I am now officially finished with treatment, but I still have a lot of follow-up appointments. I appreciate them more than I thought I would because after treatment I felt lost, aimless, and sad, which is confusing because I assumed I would be happy to move on. But the trouble is, move on to what? COVID limits choices, plus I am still being careful because of my developing immune system. I feel stronger but I am also filled with uncertainty. Part of me wants to think that this “cancer thing” is in the past and I can just move on now, but I also feel knocked down by the reality that I will never be the same.  Ongoing stomach issues, odd rashes that mysteriously come and go, and lingering exhaustion are a reminder that I can’t go home again. There is also resistance to accepting the fact that I now have a delicate stomach. As my body changes I seem to have developed sensitivity to certain foods, such as anything made with tomatoes. Even though I should have known better, I recently had tomato bruschetta over turkey and the next day my stomach was destroyed. It took a week to get my energy back and during that time the never-ending question without a satisfactory answer came up constantly: “What can I eat?” I miss my old iron stomach. The thing that changed is that I can no longer take my health for granted. It’s always in the back of my mind that cancer could return. The physical exhaustion and the emotional baggage that cancer involves is always with me. Things that happen, like stomach issues, rashes, and more-than-occasional sleepless nights, are all constant reminders that my body is not the same as it was a mere 20 months ago. Whenever I experience physical discomfort, I worry that it’s a cancerous lymph node. Having had cancer creates a cloud of worry that hovers overhead persistently.

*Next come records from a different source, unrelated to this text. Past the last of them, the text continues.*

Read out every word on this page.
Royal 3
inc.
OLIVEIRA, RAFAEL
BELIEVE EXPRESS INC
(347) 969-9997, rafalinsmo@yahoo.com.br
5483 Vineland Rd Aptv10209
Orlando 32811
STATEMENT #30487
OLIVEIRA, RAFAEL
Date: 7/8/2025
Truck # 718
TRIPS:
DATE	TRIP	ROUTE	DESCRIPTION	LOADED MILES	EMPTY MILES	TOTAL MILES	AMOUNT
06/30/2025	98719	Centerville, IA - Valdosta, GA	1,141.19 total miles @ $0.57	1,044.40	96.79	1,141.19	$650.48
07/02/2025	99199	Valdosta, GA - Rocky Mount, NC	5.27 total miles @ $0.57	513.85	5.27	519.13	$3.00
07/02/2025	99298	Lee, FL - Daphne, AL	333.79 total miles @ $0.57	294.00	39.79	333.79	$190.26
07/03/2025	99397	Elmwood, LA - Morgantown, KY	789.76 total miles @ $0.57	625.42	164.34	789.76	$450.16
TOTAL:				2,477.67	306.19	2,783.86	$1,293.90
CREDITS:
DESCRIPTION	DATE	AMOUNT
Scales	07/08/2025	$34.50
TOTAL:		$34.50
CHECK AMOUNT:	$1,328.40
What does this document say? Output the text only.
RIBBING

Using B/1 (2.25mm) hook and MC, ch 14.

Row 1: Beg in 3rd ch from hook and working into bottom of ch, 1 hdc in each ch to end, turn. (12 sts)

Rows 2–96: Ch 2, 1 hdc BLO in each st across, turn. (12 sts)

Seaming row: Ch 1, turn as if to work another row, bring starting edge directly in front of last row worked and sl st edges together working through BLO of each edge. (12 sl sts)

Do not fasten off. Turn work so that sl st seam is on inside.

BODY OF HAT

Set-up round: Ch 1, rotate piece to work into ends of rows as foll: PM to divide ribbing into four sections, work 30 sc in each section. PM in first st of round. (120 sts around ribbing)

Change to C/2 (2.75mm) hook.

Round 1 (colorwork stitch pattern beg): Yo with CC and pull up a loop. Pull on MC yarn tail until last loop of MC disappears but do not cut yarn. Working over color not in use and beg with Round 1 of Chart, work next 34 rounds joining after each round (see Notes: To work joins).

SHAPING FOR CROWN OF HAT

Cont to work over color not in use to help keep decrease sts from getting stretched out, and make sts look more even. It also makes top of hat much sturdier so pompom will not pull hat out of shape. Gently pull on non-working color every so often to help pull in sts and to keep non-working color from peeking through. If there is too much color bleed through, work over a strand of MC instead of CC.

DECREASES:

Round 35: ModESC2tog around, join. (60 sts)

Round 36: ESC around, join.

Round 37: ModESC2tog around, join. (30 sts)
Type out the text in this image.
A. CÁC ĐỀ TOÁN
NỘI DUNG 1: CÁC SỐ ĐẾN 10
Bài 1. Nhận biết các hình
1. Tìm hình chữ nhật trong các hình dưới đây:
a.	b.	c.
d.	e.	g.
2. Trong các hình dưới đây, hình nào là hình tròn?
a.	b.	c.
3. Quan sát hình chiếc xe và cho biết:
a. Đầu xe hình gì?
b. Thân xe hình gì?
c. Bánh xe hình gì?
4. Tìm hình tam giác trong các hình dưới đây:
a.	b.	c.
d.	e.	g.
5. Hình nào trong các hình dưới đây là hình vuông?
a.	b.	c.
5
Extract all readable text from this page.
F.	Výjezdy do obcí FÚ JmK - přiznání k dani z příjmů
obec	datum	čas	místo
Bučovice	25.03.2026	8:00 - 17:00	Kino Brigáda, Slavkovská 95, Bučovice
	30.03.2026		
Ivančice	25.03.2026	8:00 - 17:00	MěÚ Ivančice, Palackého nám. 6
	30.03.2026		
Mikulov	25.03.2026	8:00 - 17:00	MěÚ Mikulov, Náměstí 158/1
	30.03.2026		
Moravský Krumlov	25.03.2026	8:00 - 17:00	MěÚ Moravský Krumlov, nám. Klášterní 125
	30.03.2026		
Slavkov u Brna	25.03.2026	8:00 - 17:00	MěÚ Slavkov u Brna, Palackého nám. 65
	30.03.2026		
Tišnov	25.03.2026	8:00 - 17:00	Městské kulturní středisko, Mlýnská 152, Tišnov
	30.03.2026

On the flip side, when people ask how I am doing, I feel a genuine sense of relief  to admit that I am in remission. It took a while for me to say that because of the lingering side effects, but I realize the moment I say it that I am genuinely happy I survived and can enjoy another day. It feels like my heart opened up and is making room for this new and wonderful feeling, and I realize at those moments that I haven’t been happy in a while. I feel proud of myself for having gone through chemotherapy and a stem-cell transplant successfully and am now able to identify an inner strength that was there but not fully realized, so in addition to disturbing side effects, anxiety over cancer returning, and the frustration of having to recreate my life, I am also thrilled that I made it through to the other side and I am here to talk about it. It’s a wonderful feeling to experience something positive after such a long time.


At times it feels confusing to have two opposing emotions, but that’s what I feel — dread and relief. It’s like light and dark, good and bad, happy and sad. Duality is my new reality. The task now is learning how to create a balance somewhere between the two. And what better time than spring to learn about the experience of living with duality?